Liú Tuì 劉蛻 (?–868, Fùyú 復愚, hào Wénquánzǐ 文泉子), of Chángshā 長沙 (Húnán) by his self-preface — though Wáng Dìngbǎo’s Táng zhāiyán records him as of Shāngzhōu, and Sūn Guāngxiàn’s Běimèng suǒyán gives a different Tónglú Liú Tuì — biographical record unsettled, possibly with homonyms. Jìnshì of Dàzhōng 4 (850); rose under Xiántōng (860–874) to Zuǒ shíyí (Reminder of the Left); demoted as Huáyīn lìng after impeaching Lìnghú Tāo’s son Lìnghú Hào 令狐滈 for trading on his father’s power and accepting bribes (recorded in Jiù Tángshū Lìnghú Chǔ zhuàn).

Liú is the canonical exemplar of the obscurer xiǎnjué gǔwén school of the WǎnTáng — representing a stylistic position between Sūn Qiáo 孫樵 and Fán Zōngshī 樊宗師. His prose deliberately roots in Yáng Xióng (the Tàixuán-style archaism).
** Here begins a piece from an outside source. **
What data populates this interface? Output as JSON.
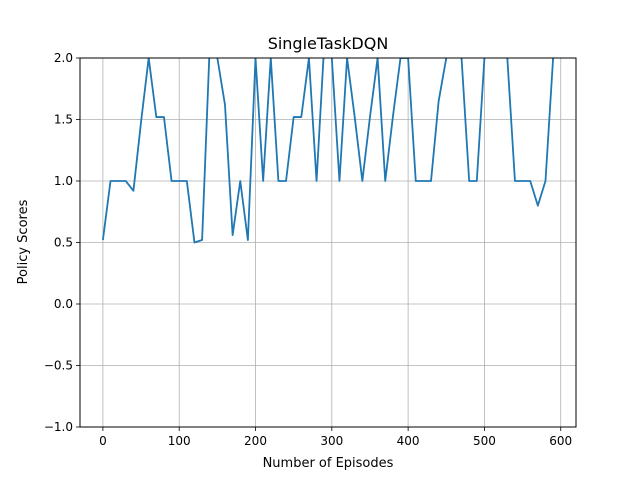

The Wén zhǒng míng 文冢銘 (Inscription for the Tomb of My Writings) — composed when Liú gathered his unsuccessful drafts and ceremonially “buried” them — became the canonical model for later writers’ similar self-purgation rituals (Sū Shì’s Wénbēi míng, etc.).

Principal work in the corpus: Wénquánzǐ jí KR4c0080 — originally 10 juǎn (per Liú’s self-preface), now reduced to 1 juǎn of late-Míng (Hán Xī, 1640) recovery from anthological sources. CBDB id 190147 gives ?–868.